In 2023, Mimo expanded their operations to include ransomware attacks, utilizing a Go-based strain known as Mimus, which is a fork of the open-source MauriCrypt project. This diversification indicates a strategic shift towards maximizing financial gains through multiple attack vectors.
Indicators of Compromise and Detection
Sekoia’s analysis revealed that the exploitation efforts originated from a Turkish IP address (85.106.113[.]168).
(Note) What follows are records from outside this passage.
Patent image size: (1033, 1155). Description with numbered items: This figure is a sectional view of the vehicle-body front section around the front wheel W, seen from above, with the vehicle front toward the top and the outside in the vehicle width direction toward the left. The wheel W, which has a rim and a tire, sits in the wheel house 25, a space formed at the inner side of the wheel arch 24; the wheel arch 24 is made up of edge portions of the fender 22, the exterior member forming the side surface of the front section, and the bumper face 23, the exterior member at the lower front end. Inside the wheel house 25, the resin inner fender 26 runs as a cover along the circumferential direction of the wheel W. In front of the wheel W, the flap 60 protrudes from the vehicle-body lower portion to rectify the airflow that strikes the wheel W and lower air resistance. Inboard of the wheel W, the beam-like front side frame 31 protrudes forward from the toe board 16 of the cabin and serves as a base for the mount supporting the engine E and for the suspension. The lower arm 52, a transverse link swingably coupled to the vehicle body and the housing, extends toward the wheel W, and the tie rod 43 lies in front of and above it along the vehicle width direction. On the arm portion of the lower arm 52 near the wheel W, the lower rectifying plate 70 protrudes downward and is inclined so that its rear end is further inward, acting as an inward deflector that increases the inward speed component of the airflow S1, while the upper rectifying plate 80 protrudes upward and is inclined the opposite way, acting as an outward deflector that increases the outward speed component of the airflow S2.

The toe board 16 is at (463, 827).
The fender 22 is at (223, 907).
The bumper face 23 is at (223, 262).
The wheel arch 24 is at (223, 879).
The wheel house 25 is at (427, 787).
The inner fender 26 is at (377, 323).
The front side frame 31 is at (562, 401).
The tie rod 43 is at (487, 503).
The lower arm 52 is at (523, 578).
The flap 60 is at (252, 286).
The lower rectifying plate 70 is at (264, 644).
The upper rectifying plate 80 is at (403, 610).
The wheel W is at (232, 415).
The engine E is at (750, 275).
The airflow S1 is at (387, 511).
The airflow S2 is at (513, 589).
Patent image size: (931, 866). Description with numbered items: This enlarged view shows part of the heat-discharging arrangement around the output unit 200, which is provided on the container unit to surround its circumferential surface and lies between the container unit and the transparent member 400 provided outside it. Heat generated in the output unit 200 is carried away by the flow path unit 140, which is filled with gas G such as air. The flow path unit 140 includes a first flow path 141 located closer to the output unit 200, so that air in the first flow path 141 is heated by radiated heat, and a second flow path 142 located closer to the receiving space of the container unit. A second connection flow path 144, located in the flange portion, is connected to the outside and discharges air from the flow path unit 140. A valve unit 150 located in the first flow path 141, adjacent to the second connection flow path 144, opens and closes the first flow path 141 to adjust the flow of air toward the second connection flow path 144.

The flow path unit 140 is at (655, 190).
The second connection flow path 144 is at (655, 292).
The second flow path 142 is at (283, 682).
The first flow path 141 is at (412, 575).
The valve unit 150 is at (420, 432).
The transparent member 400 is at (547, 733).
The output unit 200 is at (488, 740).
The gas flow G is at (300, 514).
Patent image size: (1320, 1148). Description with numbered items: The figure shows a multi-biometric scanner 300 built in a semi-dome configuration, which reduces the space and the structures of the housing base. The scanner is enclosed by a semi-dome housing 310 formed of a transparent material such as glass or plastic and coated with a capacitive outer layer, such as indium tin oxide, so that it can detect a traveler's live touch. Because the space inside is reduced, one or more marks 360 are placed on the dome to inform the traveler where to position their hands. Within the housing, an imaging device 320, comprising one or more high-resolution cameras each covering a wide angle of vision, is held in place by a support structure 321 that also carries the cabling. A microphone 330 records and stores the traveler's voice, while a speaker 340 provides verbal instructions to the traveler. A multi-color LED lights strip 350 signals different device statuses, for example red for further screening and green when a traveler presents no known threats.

Additionally, the use of the alias fbi for the urllib2 library in the attack scripts serves as a distinctive coding choice, potentially aiding in detection efforts.
Mitigation and Recommendations
To protect against such exploits, organizations using Craft CMS should:
1. Update Systems Promptly: Ensure that Craft CMS installations are updated to the latest patched versions (3.9.15, 4.14.15, or 5.6.17) to mitigate CVE-2025-32432.
2. Monitor for Suspicious Activity: Regularly review server logs for unusual POST requests to the actions/assets/generate-transform endpoint, especially those containing the string __class in the body, as these may indicate probing attempts.
3. Implement Web Application Firewalls (WAFs): Deploy WAFs to detect and block malicious requests targeting known vulnerabilities.
4. Conduct Regular Security Audits: Perform periodic security assessments to identify and remediate potential vulnerabilities.
5. Educate and Train Staff: Provide cybersecurity training to staff to recognize and respond to potential threats effectively.
Conclusion
The Mimo group’s exploitation of CVE-2025-32432 in Craft CMS underscores the critical importance of timely vulnerability management and proactive security measures. By staying vigilant and implementing robust security practices, organizations can defend against such sophisticated threats and safeguard their digital assets.